Critique rédigée en août 2017
2013, votre humble narrateur, alors âgé de 12 ans (OUI 12 ANS), qualifié depuis peu comme étant assez grand pour pouvoir visionner des films d'horreur, décide d'insérer la VHS du chef d'oeuvre de Stanley Kubrick dans le magnétoscope entre deux DVD de Saw...
Un écran rouge sur lequel le crédit du film apparait, puis précédant un espace futuriste inquiétant, le personnage principal : ALEX DELARGE. ALEX PUTAIN !!!!!!! Au commencement, le monologue du personnage. 2 minutes d'appréhension sur une perle minimaliste et inquiétante composée par Wendy Carlos. Et dire que Kubrick ne fut même pas satisfait de la musique du film, quelle erreur ! Ce synthé, reprenant de fameux airs classiques pour les rendre contemporains, tout est là pour installer en douceur une ambiance froide et d'attente de quelque chose. Le casting d'inconnus présenté, le travelling du vaste et mystérieux Korova Milkbar laisse place à un cadre spatio-temporel plus sombre et plus usé que notre monde d'aujourd'hui. Par conséquent plus fascinant...

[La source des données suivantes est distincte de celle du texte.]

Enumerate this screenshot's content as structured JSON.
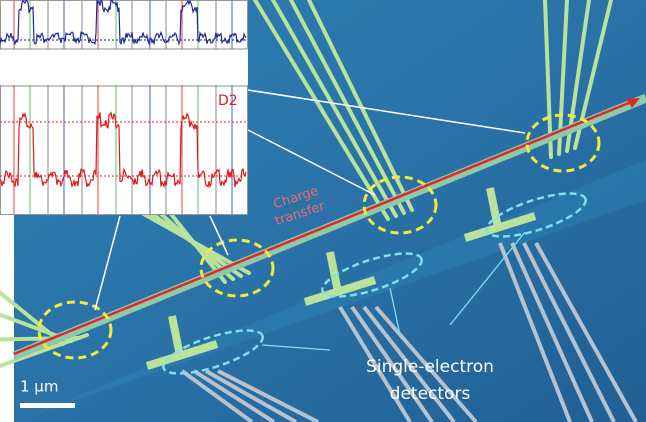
{
  "inset": {
    "trace_label": "D2"
  },
  "annotations": {
    "charge_transfer": [
      "Charge",
      "transfer"
    ],
    "detectors": [
      "Single-electron",
      "detectors"
    ]
  },
  "scale_bar": "1 µm"
}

La caméra nous entraîne alors pour plusieurs séquences dans une déambulation de démonstrations des différentes activités de notre héros, garçon sadique, sans scrupule et brutal passionné par l'Ultra-violence, et de ses trois meilleurs amis (droogs comme il les appelle) dans un Londres futuriste du XXIème siècle... pas si rapidement que ça, vu que le film prend largement son temps, et tant mieux, car c'est bien pour faire durer le ressenti du spectateur.
La scène du viol de Mrs. Alexander, cette situation ayant suscité maintes et maintes controverses, est l'une des celles qui ont le plus contribué à pouvoir exprimer la violence au cinéma.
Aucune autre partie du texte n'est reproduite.